Re: [jude & hannah: tea]
Hannah hadn't ever considered moral compasses, not really. She knew what she believed too bad to be good, and she knew what she believed good enough to be not bad. She'd known, even before coming to this tiny town, that there was the kind of bad in the world that was rotting around the edges and unable to be purified, but she hadn't realized there were little bits of that kind of bad in everyone. She'd learned that now, that even the people she really liked had kernels of rot inside them, and that morality was maybe deciding which kernels of putrid were okay to her. She now knew, too, that the answer was different for everyone, and that everyone had different things they could tolerate, and this was all an uphill climb on a mislabeled learning curve.

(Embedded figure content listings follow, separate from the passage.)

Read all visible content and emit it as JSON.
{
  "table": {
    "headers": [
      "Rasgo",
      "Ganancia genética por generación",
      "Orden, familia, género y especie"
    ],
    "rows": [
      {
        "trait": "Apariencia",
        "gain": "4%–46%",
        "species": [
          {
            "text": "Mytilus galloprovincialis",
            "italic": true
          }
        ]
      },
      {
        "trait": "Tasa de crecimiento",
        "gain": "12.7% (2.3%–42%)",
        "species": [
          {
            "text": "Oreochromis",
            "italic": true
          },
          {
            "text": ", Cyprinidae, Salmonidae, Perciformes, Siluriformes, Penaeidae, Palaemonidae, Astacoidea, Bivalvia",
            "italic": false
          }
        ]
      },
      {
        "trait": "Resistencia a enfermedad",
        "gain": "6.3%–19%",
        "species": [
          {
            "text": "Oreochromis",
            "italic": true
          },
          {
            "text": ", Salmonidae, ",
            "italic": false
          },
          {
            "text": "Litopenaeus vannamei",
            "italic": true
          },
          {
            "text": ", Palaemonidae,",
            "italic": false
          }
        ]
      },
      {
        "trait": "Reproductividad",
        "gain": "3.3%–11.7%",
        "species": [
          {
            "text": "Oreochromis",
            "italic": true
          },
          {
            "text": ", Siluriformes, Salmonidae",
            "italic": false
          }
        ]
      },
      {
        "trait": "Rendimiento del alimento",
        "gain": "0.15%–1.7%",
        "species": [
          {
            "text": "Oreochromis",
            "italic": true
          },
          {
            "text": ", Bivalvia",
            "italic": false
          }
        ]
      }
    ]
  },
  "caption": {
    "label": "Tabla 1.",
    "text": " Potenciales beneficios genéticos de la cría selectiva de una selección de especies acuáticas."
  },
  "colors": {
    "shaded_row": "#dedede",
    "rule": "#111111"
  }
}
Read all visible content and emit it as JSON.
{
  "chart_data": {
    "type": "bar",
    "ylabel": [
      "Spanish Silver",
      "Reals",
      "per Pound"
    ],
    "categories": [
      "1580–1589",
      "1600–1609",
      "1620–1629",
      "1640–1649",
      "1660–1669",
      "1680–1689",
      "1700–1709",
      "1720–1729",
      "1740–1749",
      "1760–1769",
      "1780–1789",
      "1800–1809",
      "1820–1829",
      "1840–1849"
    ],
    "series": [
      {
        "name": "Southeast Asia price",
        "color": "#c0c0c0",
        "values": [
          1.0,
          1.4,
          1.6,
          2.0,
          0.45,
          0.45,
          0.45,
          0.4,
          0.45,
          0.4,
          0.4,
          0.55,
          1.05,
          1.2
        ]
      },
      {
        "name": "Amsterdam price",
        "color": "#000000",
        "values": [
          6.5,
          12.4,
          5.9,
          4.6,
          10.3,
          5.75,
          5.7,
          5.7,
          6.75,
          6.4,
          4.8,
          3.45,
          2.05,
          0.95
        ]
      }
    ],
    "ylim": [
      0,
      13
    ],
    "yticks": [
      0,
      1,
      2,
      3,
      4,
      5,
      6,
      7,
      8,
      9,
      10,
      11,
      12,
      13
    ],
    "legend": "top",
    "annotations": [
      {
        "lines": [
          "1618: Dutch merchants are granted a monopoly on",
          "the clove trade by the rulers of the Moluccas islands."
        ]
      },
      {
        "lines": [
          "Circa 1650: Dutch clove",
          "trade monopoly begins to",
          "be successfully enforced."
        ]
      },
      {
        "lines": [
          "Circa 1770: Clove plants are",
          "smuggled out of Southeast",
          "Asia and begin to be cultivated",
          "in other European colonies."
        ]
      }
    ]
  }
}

She didn't know what made him tick yet. Tick, tock, even though he wasn't crafted from gold now. She watched his fingers on the cup, and she took his humanity for granted. She wasn't like Reece; she couldn't see inside people like they were wonderful geared things with secrets beneath their skin. Jude, to her and here, was just a boy with fingers on a teacup and a nice voice that went well with his mass of curls. "I know about the antique store. I've never been there, but I looked up all kinds of things about the town when I first got here. It's not anything like any of the places I grew up. There isn't one skyscraper to be seen, and I can't smell the sea air when I inhale in the mornings, so I read things." She leaned forward like a teller of secrets, and her voice went quiet like whispers. "They say on the internet that the store might be haunted, and that the owner has a dark and mysterious past." Her eyes twinkled with merriment at that retelling, and she sat back again and summoned her own teacup with her fingers.
She ensured there was tea in the little cup, and then she took a sip and closed her eyes. Her processors were made to interpret components in things consumed, and she had a fully functioning digestive system. The tea was sweet and spiced and foreign, and she opened her eyes and smiled. "This is really nice," she said honestly, and then she turned her thoughts to names as she put the cup down. "Hannah is my grandmother." Hannah was not her grandmother. Hannah was a dead girl's grandmother, but it wasn't a lie, not to her way of thinking. That dead girl's grave, it said Amy Hannah, and Hannah had kept the middle name and lost the first and last. "Do you think it's a palindrome on purpose? I think it's biblical, and I don't think biblical names sound like they'd be complicated enough to deliberately be palindromes." She did try to think of boy names that fit the description, think and think, and she shook her head and lifted her shoulders and came up with nothing at all.
He laughed, and her echo was tinkling bells and mirth that made her belly jiggle. "I think people will run out of here in droves and say you're marrying an unknown girl, and we'll give them gossip for days and days as they eat turkey and light their Christmas trees."